A large number of scientific papers are published every year, some of which attract widespread attention, while others are almost ignored. There may be many reasons for this difference, but researchers at the University of Warwick found that the length of the title is closely related to the citation rate of the article. The shorter the title of the paper, the more likely it is to be cited.
The research was published in the Royal Society Open Science, an open magazine of the Royal Society. The researchers analyzed the papers published in Scopus database from 2007 to 20 13, with 20,000 articles per year, totaling * * *140,000, and determined the number of words in the titles. They found that the shorter the title, the higher the citation rate.
The citation rate of papers is an important index to evaluate the work of academic scientists. The citation rate also determines the status of a journal. Journals can obtain higher "impact factors" by publishing papers with higher citation rate. However, it is not so easy to understand the factors that affect the citation rate. Citation takes years to accumulate.
The researchers found that there was a strong correlation between short titles and high citations for articles published in 2007 and 2008. However, for the articles published on 20 12 and 20 13, this relationship gradually weakened because there was not much time to accumulate citations.
However, when we pay attention to the journal as a whole rather than the citation rate of each paper, this difference basically disappears. On the whole, they found that journals with short titles were cited more times every year. However, there are some exceptions. Although the titles of medical papers published in The Lancet and its sub-journals are very long, they are cited many times, and the short-titled papers published in some physics journals are not cited much.
Adrian Letchford, the first author of the article and a data scientist at the University of Warwick, said: "My theory is that the shorter the title of the article, the easier it is to read and understand." However, he thinks there may be other explanations. First, high-impact journals may restrict the length of titles more strictly. The other is that the research describing the phased progress may be published in less famous journals with long titles, which makes the number of citations less.
Perhaps the most convincing example is the four papers published in Science on 20 10. The two papers with the longest titles were cited 68 times and 67 times respectively. In contrast, two papers with simpler titles, "Quantum Walk of Related Photons" and "Draft Near Genome Sequence", were cited 253 times and 700 times respectively.
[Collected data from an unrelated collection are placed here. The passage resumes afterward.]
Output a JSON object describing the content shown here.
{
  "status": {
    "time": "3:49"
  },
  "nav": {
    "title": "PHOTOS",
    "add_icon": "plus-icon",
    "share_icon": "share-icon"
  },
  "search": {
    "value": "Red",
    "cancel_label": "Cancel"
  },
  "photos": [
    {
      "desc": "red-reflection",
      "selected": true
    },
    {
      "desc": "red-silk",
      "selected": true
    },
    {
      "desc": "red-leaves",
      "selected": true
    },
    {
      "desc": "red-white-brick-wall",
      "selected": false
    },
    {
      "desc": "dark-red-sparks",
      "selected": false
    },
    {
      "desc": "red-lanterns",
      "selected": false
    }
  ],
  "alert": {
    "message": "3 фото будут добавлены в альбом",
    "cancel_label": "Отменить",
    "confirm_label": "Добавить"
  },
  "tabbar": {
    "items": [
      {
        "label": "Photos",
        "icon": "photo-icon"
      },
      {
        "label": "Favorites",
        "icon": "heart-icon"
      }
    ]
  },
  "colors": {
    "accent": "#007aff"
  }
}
The paper with the shortest title in history is Prion, which was published in Perspective of Cold Spring Harbor of Biology at 201/kloc-0, with only six words. This article is a general introduction to prions, so the author thinks it is unnecessary to add additional words. However, the author of the article is stanley prusiner, a Nobel Prize winner, which may increase the number of citations. It has been quoted 103 times.
However, Lechford also admitted that the limitation of this study is that it only analyzed 2% of the total number of papers. Therefore, even the paper with the lowest citation rate has 16 citations, which may tilt the sample, because there are many papers without any citations, regardless of their title length.